Aspirations in Far East

In the Far East, Soviet strategic aims combine a continuation of Imperial Russian policy with larger aspirations made possible by the destruction of Japan. On her southern and southeastern frontiers in Asia, Russian penetration into China has been in progress for the past 20 years. The destruction of Japanese military power and the weakness of the Central Chinese government have now made possible an acceleration of this program. Chinese recognition of Outer Mongolia Republic, forced on Chungking by the Big Three at Potsdam, will lead directly to the inclusion of Tannutha and Inner Mongolia into the Union of Soviet Republics and to the eventual absorbtion of Sinkiang.

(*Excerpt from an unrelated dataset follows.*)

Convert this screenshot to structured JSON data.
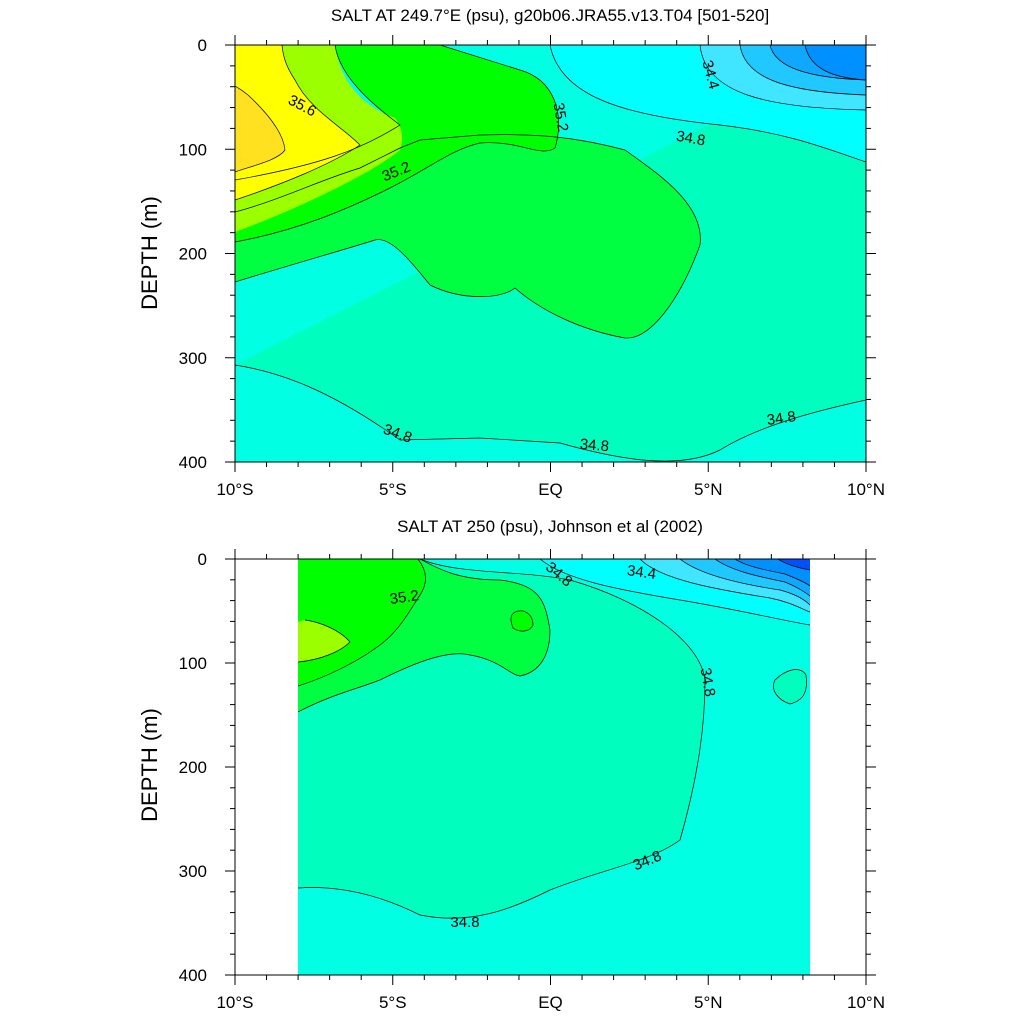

In addition to her occupation of Southern Sakalin and the Kurile Islands, Russia, by the acquisition of Port Arthur, has once more obtained a warm water naval base on the Pacific. In the Japanese-Russian War, Port Arthur fell because of its isolation. History has shown, therefore, that Port Arthur is of no military value unless Manchuria and the Manchurian railways can be held. Hence to the Soviet General Staff, control of Manchuria and the Manchurian railways must seem necessary to the re-establishment of Russian sea power in the Pacific. Conversely, it is to the interest of the Soviet General Staff to place every obstacle in the path of the acquisition by the United States of bases in Japan, on the mainland of China and in the Western Pacific area.

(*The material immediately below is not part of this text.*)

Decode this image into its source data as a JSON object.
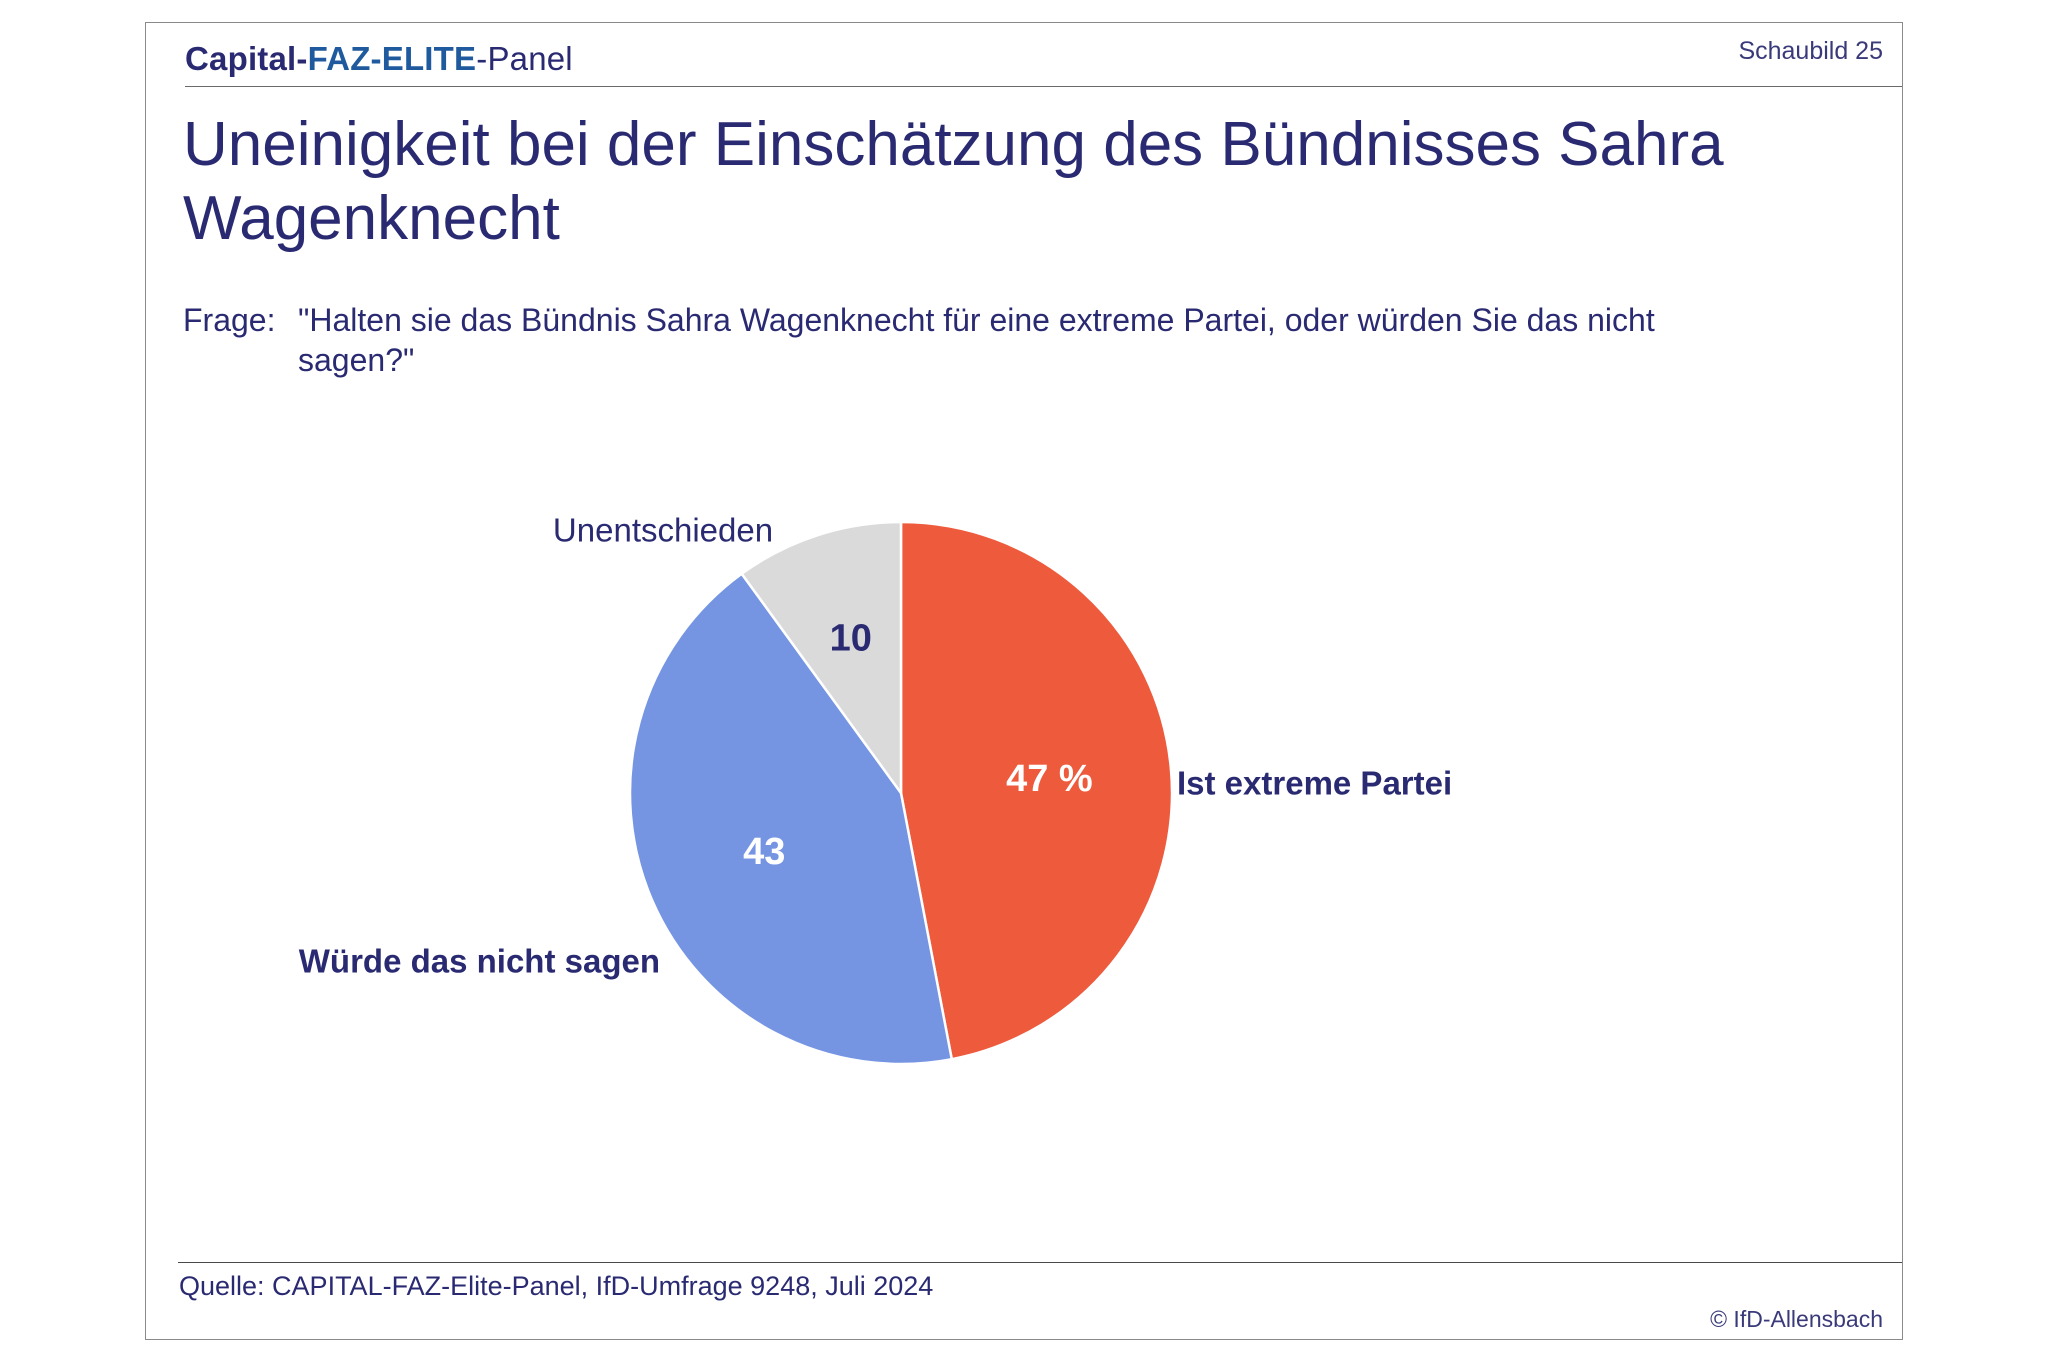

In the past, it has been the military power of Japan that has stood in the way of Russian expansion. In the past, American foreign policy has not hesitated to take advantage of this fact to further American interests in the Far East. To an already suspicious Soviet General Staff, Gen. MacArthur must appear, therefore, as the symbol of Yankee imperialism, bent upon the restoration of Japan as a tool of American diplomacy.

Army presents problem

The USSR has another military problem which cannot fail to effect the tempo of her foreign policy. Like the other nations which have just concluded the war with Germany, the Soviet Union is faced with tremendous problems of reconversion and reconstruction. Unlike the other nations, however, she is also faced with the problem of the newly acquired political power of an army which is challenging the heretofore undisputed authority of the Politburo, an army which she is economically unable to demobilize or to support. This purely domestic problem of the Red Army explains the Soviet reluctance to withdraw her troops from occupied territories where they are living off the land.

Soviet military strategy is already crystal clear. Daily, from Iceland to Korea, we see its implimentation. The question uppermost in the mind of every American is: Will we have to fight Russia? If her strategy is purely defensive, the answer is no. In this case, once the security, real or imaginary, of the USSR is assured to the satisfaction of its leaders, the Soviet general staff will be willing to compromise. If, on the other hand, her military strategy is to be used as a springboard for aggression, war is inevitable.

The greatest danger to world peace lies in ignorance, suspicion and fear, a mental condition which could unwittingly plunge Russia and the world into a fresh catastrophe.